Present Value = Future Value / (1 + r/n)^(n*t)

where:
- Future Value is the amount due in the future,
- r is the annual interest rate (as a decimal),
- n is the number of compounding periods per year, and
- t is the number of years.

(a) Using a rate of 2%/year compounded semiannually:
- Future Value = $14,000
- r = 2% = 0.02 (as a decimal)
- n = 2 (compounded semiannually)
- t = 9 years

To calculate the present value, substitute the given values into the formula:

Present Value = $14,000 / (1 + 0.02/2)^(2*9)

Simplify the formula:

Present Value = $14,000 / (1 + 0.01)^(18)

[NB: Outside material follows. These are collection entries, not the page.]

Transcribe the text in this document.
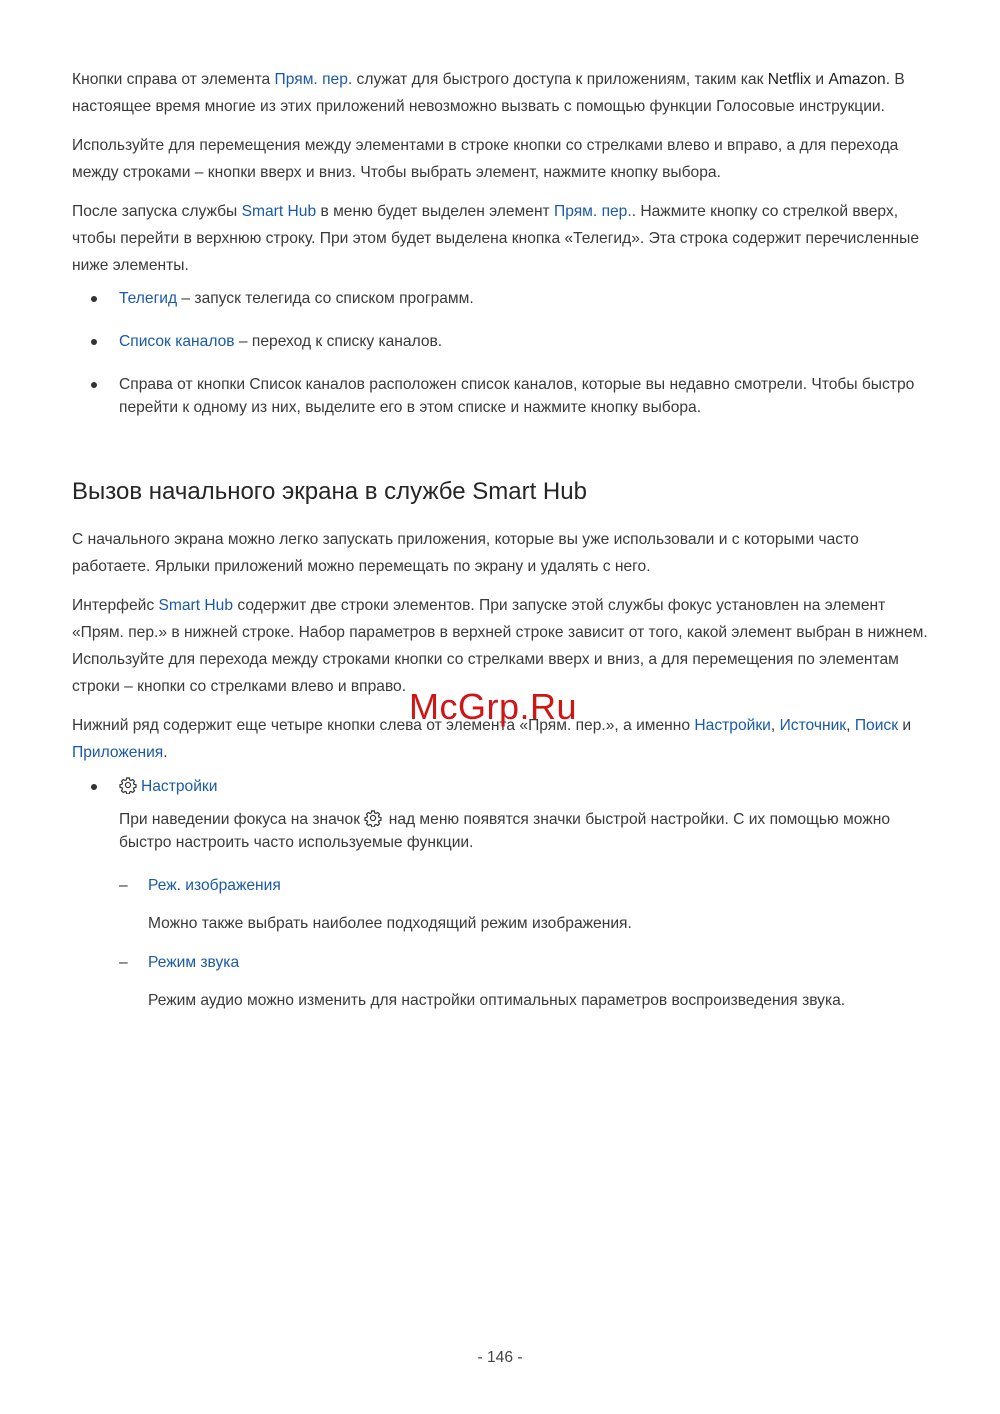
Кнопки справа от элемента Прям. пер. служат для быстрого доступа к приложениям, таким как Netflix и Amazon. В настоящее время многие из этих приложений невозможно вызвать с помощью функции Голосовые инструкции.

Используйте для перемещения между элементами в строке кнопки со стрелками влево и вправо, а для перехода между строками – кнопки вверх и вниз. Чтобы выбрать элемент, нажмите кнопку выбора.

После запуска службы Smart Hub в меню будет выделен элемент Прям. пер.. Нажмите кнопку со стрелкой вверх, чтобы перейти в верхнюю строку. При этом будет выделена кнопка «Телегид». Эта строка содержит перечисленные ниже элементы.

Телегид – запуск телегида со списком программ.
Список каналов – переход к списку каналов.
Справа от кнопки Список каналов расположен список каналов, которые вы недавно смотрели. Чтобы быстро перейти к одному из них, выделите его в этом списке и нажмите кнопку выбора.
Вызов начального экрана в службе Smart Hub

С начального экрана можно легко запускать приложения, которые вы уже использовали и с которыми часто работаете. Ярлыки приложений можно перемещать по экрану и удалять с него.

Интерфейс Smart Hub содержит две строки элементов. При запуске этой службы фокус установлен на элемент «Прям. пер.» в нижней строке. Набор параметров в верхней строке зависит от того, какой элемент выбран в нижнем. Используйте для перехода между строками кнопки со стрелками вверх и вниз, а для перемещения по элементам строки – кнопки со стрелками влево и вправо.

Нижний ряд содержит еще четыре кнопки слева от элемента «Прям. пер.», а именно Настройки, Источник, Поиск и Приложения.

Настройки

При наведении фокуса на значок  над меню появятся значки быстрой настройки. С их помощью можно быстро настроить часто используемые функции.

– Реж. изображения
Можно также выбрать наиболее подходящий режим изображения.
– Режим звука
Режим аудио можно изменить для настройки оптимальных параметров воспроизведения звука.
McGrp.Ru
- 146 -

Calculate the present value:

Present Value ≈ $14,000 / (1.01)^18 ≈ $10,734.64

Therefore, the present value of $14,000 due in 9 years at a rate of 2%/year compounded semiannually is approximately $10,734.64.

(b) Using a rate of 5%/year compounded semiannually:
- Future Value = $14,000
- r = 5% = 0.05 (as a decimal)
- n = 2 (compounded semiannually)
- t = 9 years

Substitute the given values into the formula:

Present Value = $14,000 / (1 + 0.05/2)^(2*9)

Simplify the formula:

Present Value ≈ $14,000 / (1 + 0.025)^(18)

Calculate the present value:

Present Value ≈ $14,000 / (1.025)^18 ≈ $8,323.25

Therefore, the present value of $14,000 due in 9 years at a rate of 5%/year compounded semiannually is approximately $8,323.25.